His Majesty King Charles III has accepted an invitation to join Holocaust survivors and representatives from a range of nations.
The event takes place on Monday (27 January) which marks the date, in 1945, when Soviet forces liberated the camp. Upon entering, they found 7500 survivors, including more than 500 children.
Days before their arrival and more than 50,000 concentration camp inmates had been forced to start to walk westwards. Surrounded by SS troops, thousands of people died along the way.
The date of 27 January was declared International Holocaust Remembrance Day in 2005 by the United Nations.
More than six million people died in The Holocaust with one million deaths attributed to Auschwitz alone – with many victims dying in the gas chambers. The vast majority of the victims were Jewish men, women and children.
Commemoration and remembrance
Freight train cars were used to transport people from across occupied Europe.
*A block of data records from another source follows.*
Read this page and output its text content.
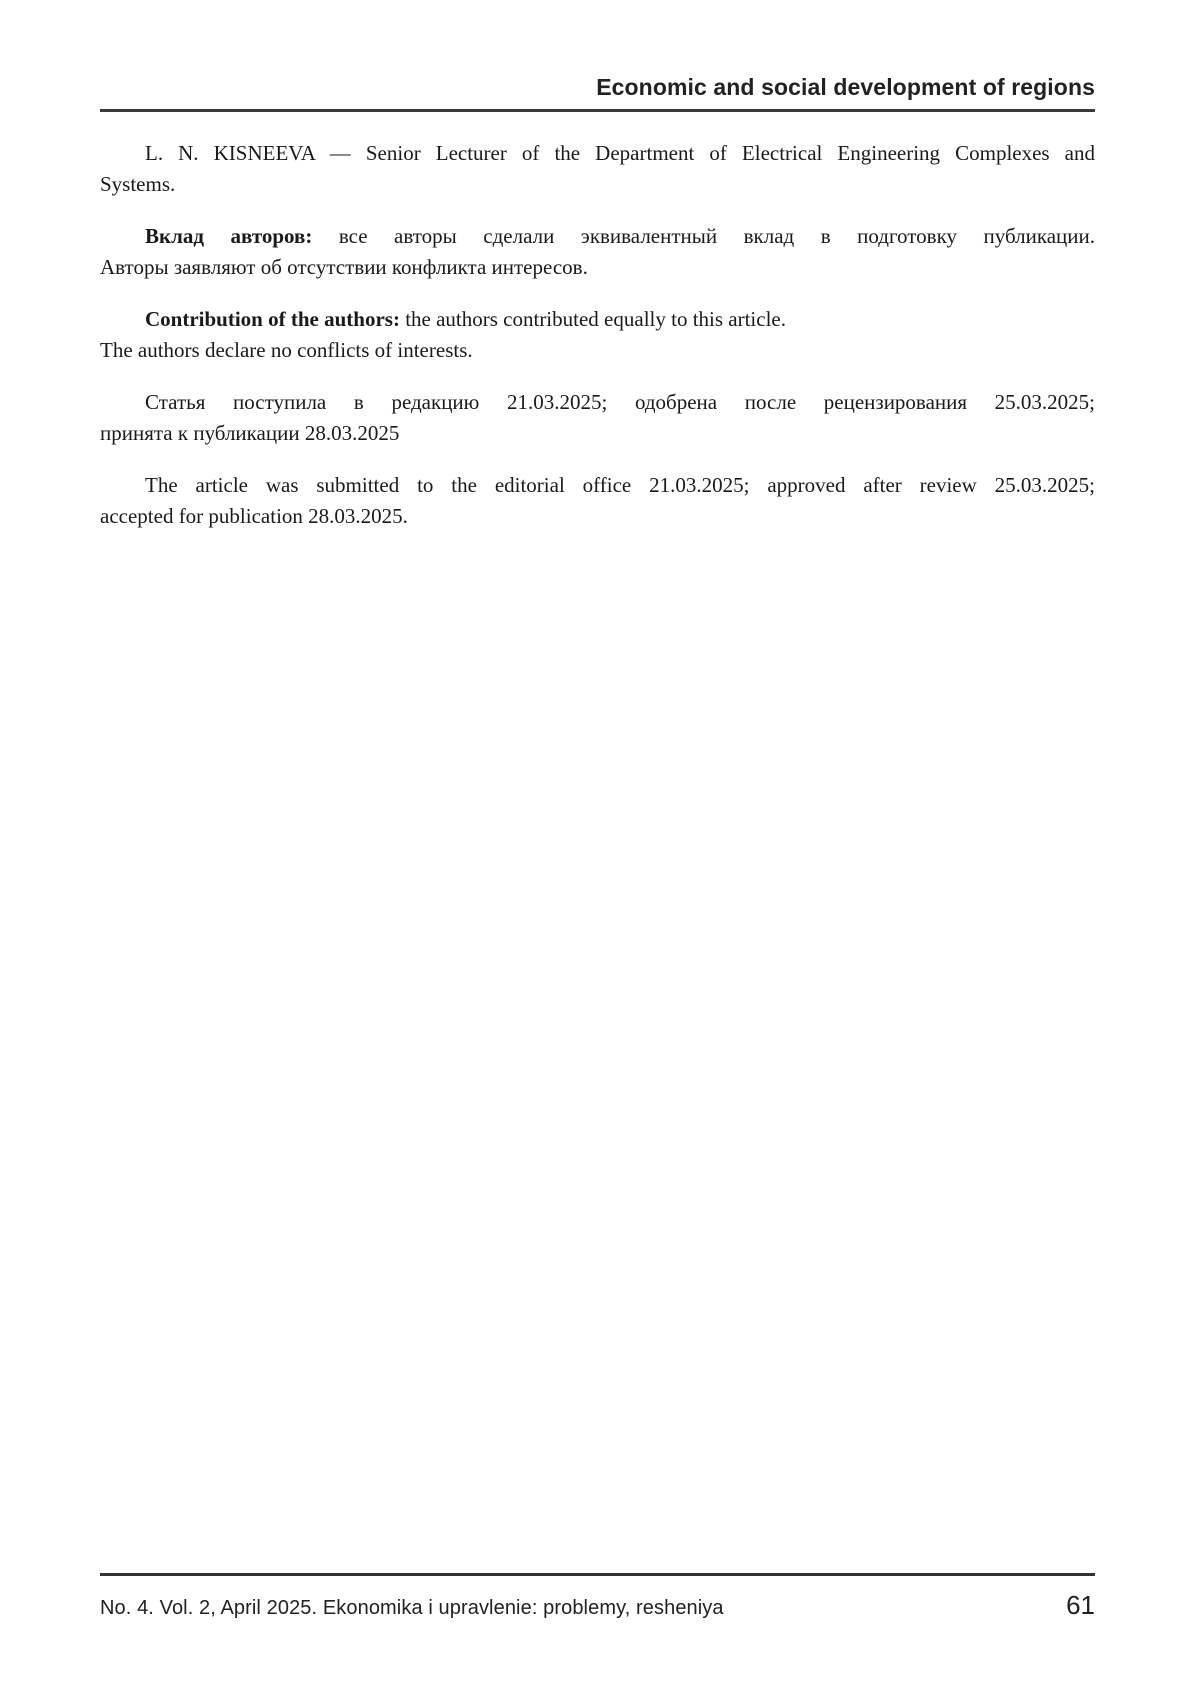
Economic and social development of regions
L. N. KISNEEVA — Senior Lecturer of the Department of Electrical Engineering Complexes and
Systems.
Вклад авторов: все авторы сделали эквивалентный вклад в подготовку публикации.
Авторы заявляют об отсутствии конфликта интересов.
Contribution of the authors: the authors contributed equally to this article.
The authors declare no conflicts of interests.
Статья поступила в редакцию 21.03.2025; одобрена после рецензирования 25.03.2025;
принята к публикации 28.03.2025
The article was submitted to the editorial office 21.03.2025; approved after review 25.03.2025;
accepted for publication 28.03.2025.
No. 4. Vol. 2, April 2025. Ekonomika i upravlenie: problemy, resheniya	61
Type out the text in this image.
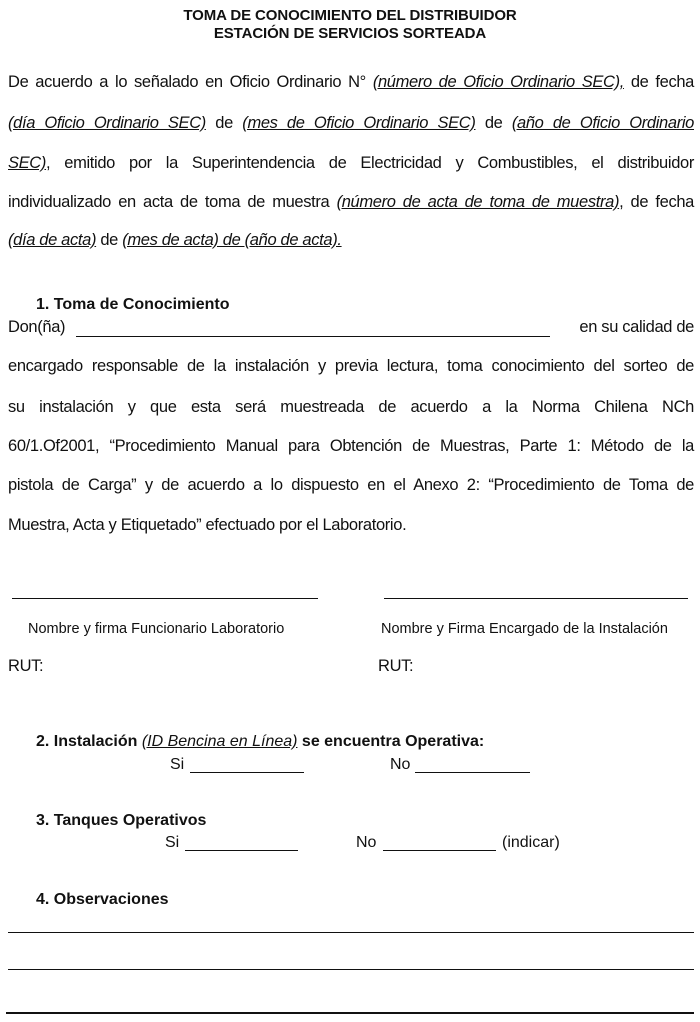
TOMA DE CONOCIMIENTO DEL DISTRIBUIDOR
ESTACIÓN DE SERVICIOS SORTEADA
De acuerdo a lo señalado en Oficio Ordinario N° (número de Oficio Ordinario SEC), de fecha
(día Oficio Ordinario SEC) de (mes de Oficio Ordinario SEC) de (año de Oficio Ordinario
SEC), emitido por la Superintendencia de Electricidad y Combustibles, el distribuidor
individualizado en acta de toma de muestra (número de acta de toma de muestra), de fecha
(día de acta) de (mes de acta) de (año de acta).
1. Toma de Conocimiento
Don(ña)	en su calidad de
encargado responsable de la instalación y previa lectura, toma conocimiento del sorteo de
su instalación y que esta será muestreada de acuerdo a la Norma Chilena NCh
60/1.Of2001, “Procedimiento Manual para Obtención de Muestras, Parte 1: Método de la
pistola de Carga” y de acuerdo a lo dispuesto en el Anexo 2: “Procedimiento de Toma de
Muestra, Acta y Etiquetado” efectuado por el Laboratorio.
Nombre y firma Funcionario Laboratorio	Nombre y Firma Encargado de la Instalación
RUT:	RUT:
2. Instalación (ID Bencina en Línea) se encuentra Operativa:
Si	No
3. Tanques Operativos
Si	No	(indicar)
4. Observaciones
As soon as the doors were opened, families would start to be separated from each other as SS doctors decided who would be killed – and those who would be forced into labour.
The commemoration will see one of the remaining railroad wagons being placed directly in front of the main gate of Auschwitz II-Birkenau. It’s been in the middle of the unloading ramp since 2009 and is a symbol for the horrors of the Nazi regime.
Breaktime News has previously reported on the story of the British POWs sent to E715 Auschwitz during World War Two. There were several hundred Allied men imprisoned next to the concentration camp.
The Geneva Convention allowed the prisoners-of-war to receive Red Cross parcels – but their proximity to the camp meant they were firsthand witnesses to the starvation and suffering of the people forced to work there.
Many of the returning soldiers provided testimony to the war crimes commission about what they had seen during their internment. More recently, a few of the E715 POWs recorded their memories for the USHMM oral history archive.